Le Tricolore occupe le premier rang de la LNH en supériorité numérique

Où serait le Canadien sans ses unités spécialisées? Sans doute dans le bas du classement. Dans la «nouvelle» Ligue nationale, les équipes, pour réussir, doivent miser sur une bonne attaque à cinq. Elles doivent aussi écouler les pénalités.

Dans les deux cas, le Tricolore n'a rien à envier à personne. Son jeu de puissance occupe le premier rang du circuit avec un rendement de 23,1 % devant San Jose (22,9 %) et Anaheim

(22,8 %), deux formations qui comptent parmi les meilleures de la LNH. Le Canadien a marqué 34 buts en seulement 147 occasions. Seuls les Islanders de New York ont profité de moins d'avantages numériques (139) que le Tricolore.

En infériorité numérique, le bleu-blanc-rouge est deuxième (89,0 %) juste derrière Edmonton (90,8 %). De plus, le Canadien a marqué neuf buts à court d'un joueur, un sommet dans la LNH.

«Doug Jarvis s'occupe du jeu de puissance, a expliqué Guy Carbonneau après le match de samedi. Doug est un spécialiste du jeu défensif et il sait comment réagissent les équipes en infériorité numérique. C'est un rôle qu'il avait lorsqu'il était joueur. Pour moi, c'était normal qu'il dirige notre attaque à cinq. Il connaît tellement bien les tendances des équipes qui ont à se défendre.»

«Pour Kirk Muller, c'est l'inverse. Il a la responsabilité des unités en infériorité numérique, lui qui a beaucoup joué en supériorité numérique au cours de sa carrière.»

«Quant à moi, je ne fais rien, a-t-il dit à la blague. Il m'arrive parfois de parler aux arbitres.»

Souray, un atout

Sheldon Souray a marqué 10 de ses 12 buts en supériorité numérique. Généralement à l'aide d'un puissant tir de la ligne bleue. Aucun autre défenseur n'a fait mieux dans la LNH.

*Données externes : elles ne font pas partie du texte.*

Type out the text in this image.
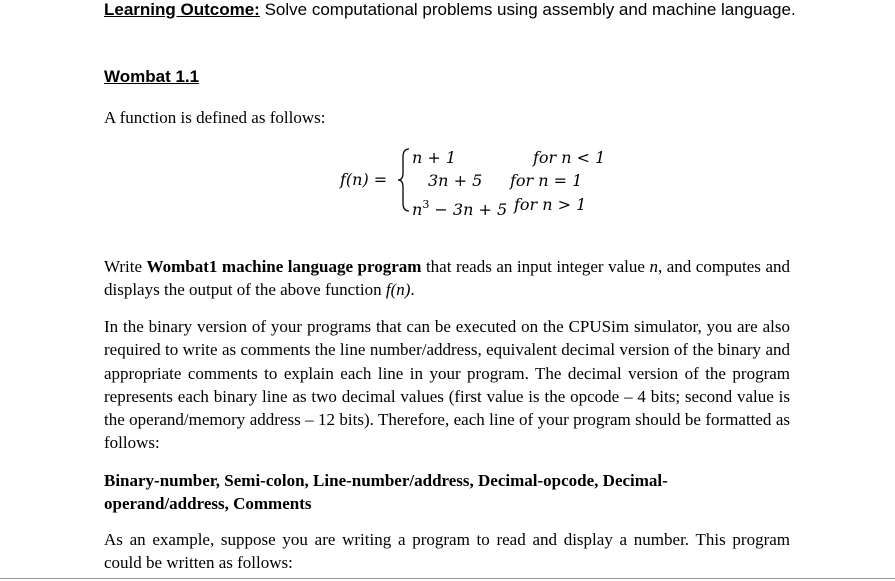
Learning Outcome: Solve computational problems using assembly and machine language.
Wombat 1.1
A function is defined as follows:
f(n) =
n + 1	for n < 1
3n + 5 for n = 1
$n^3 - 3n + 5$ for n > 1

Write Wombat1 machine language program that reads an input integer value n, and computes and displays the output of the above function f(n).

In the binary version of your programs that can be executed on the CPUSim simulator, you are also required to write as comments the line number/address, equivalent decimal version of the binary and appropriate comments to explain each line in your program. The decimal version of the program represents each binary line as two decimal values (first value is the opcode – 4 bits; second value is the operand/memory address – 12 bits). Therefore, each line of your program should be formatted as follows:

Binary-number, Semi-colon, Line-number/address, Decimal-opcode, Decimal-operand/address, Comments

As an example, suppose you are writing a program to read and display a number. This program could be written as follows:
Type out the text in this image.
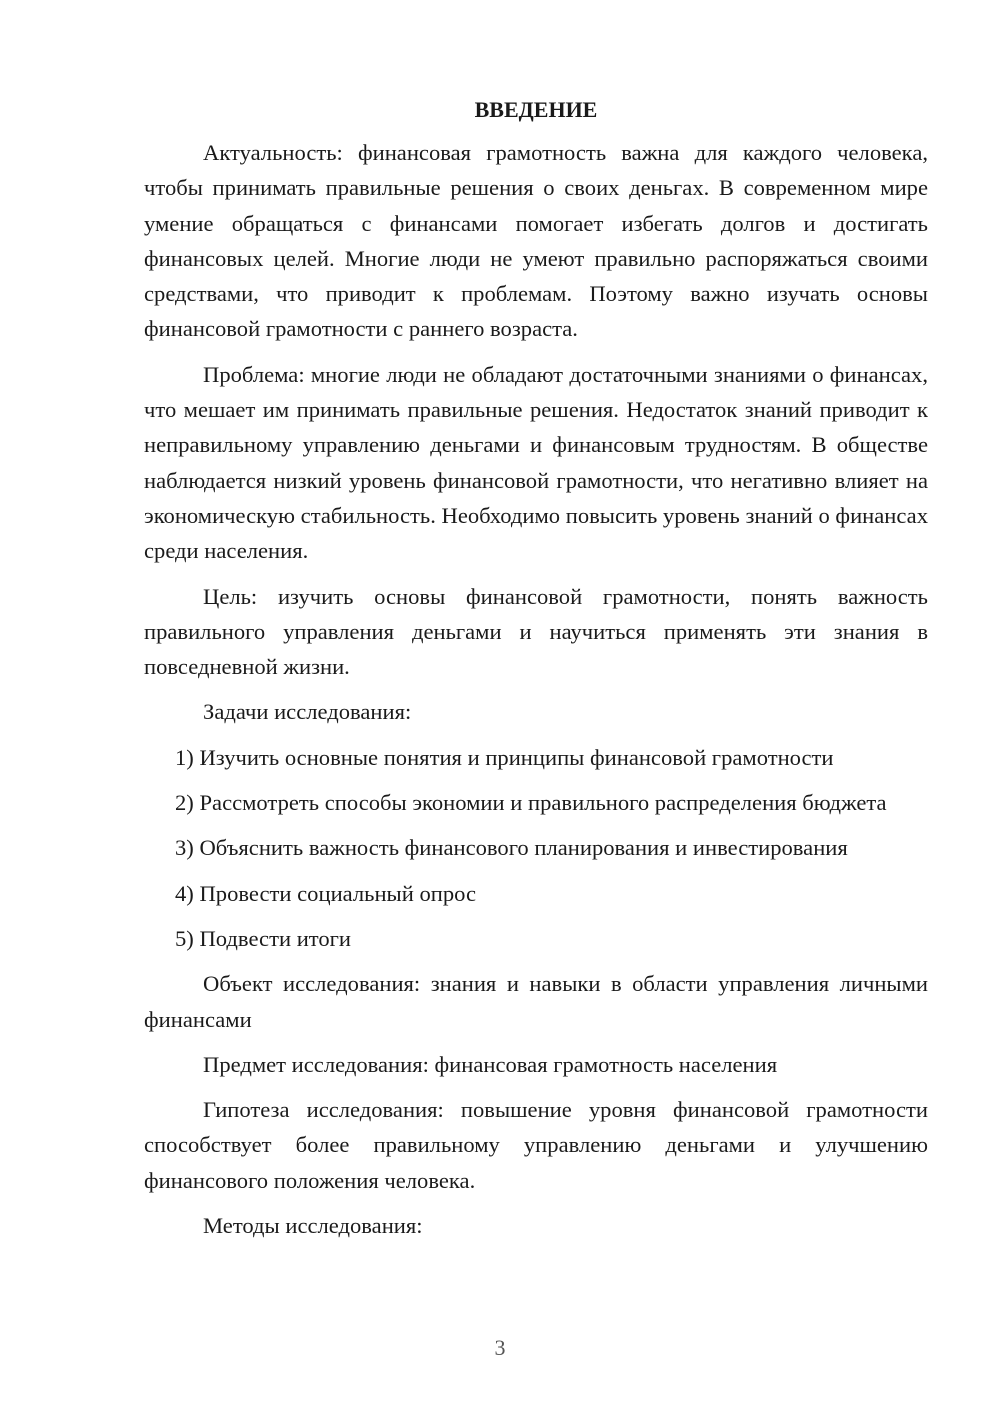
ВВЕДЕНИЕ

Актуальность: финансовая грамотность важна для каждого человека, чтобы принимать правильные решения о своих деньгах. В современном мире умение обращаться с финансами помогает избегать долгов и достигать финансовых целей. Многие люди не умеют правильно распоряжаться своими средствами, что приводит к проблемам. Поэтому важно изучать основы финансовой грамотности с раннего возраста.

Проблема: многие люди не обладают достаточными знаниями о финансах, что мешает им принимать правильные решения. Недостаток знаний приводит к неправильному управлению деньгами и финансовым трудностям. В обществе наблюдается низкий уровень финансовой грамотности, что негативно влияет на экономическую стабильность. Необходимо повысить уровень знаний о финансах среди населения.

Цель: изучить основы финансовой грамотности, понять важность правильного управления деньгами и научиться применять эти знания в повседневной жизни.

Задачи исследования:

1) Изучить основные понятия и принципы финансовой грамотности

2) Рассмотреть способы экономии и правильного распределения бюджета

3) Объяснить важность финансового планирования и инвестирования

4) Провести социальный опрос

5) Подвести итоги

Объект исследования: знания и навыки в области управления личными финансами

Предмет исследования: финансовая грамотность населения

Гипотеза исследования: повышение уровня финансовой грамотности способствует более правильному управлению деньгами и улучшению финансового положения человека.

Методы исследования:

3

«Il se contente de lancer au filet au lieu de viser les coins du but», dit Carbonneau pour expliquer les succès de son défenseur.

Samedi contre Pittsburgh, Souray s'y est pris à trois fois pour loger la rondelle derrière Marc-André Fleury. Le jeune gardien des Penguins n'a jamais été en mesure de saisir le disque de sa mitaine. Ce but était l'un des quatre que le Canadien a enregistrés en supériorité numérique. «On est de plus en plus à l'aise, de plus en plus confiants, racontait Souray après le match. C'est souvent un joueur différent qui marque.»

Outre Souray, Saku Koivu (7), Michael Ryder (6), Chris Higgins (3), Guillaume Latendresse (3), Alex Kovalev (3) et Andreï Markov (2) ont fait bouger les cordages en supériorité numérique. «On a également plus qu'une option. L'adversaire ne peut pas se concentrer sur un joueur en particulier pour neutraliser notre jeu de puissance», ajoute Souray.

Saku Koivu fait valoir que l'équipe lance davantage. «Il y a souvent des retours de lancer, ce qui nous donne une deuxième et même une troisième chance de marquer. On travaille aussi très fort, ce qui est la clef de nos succès.»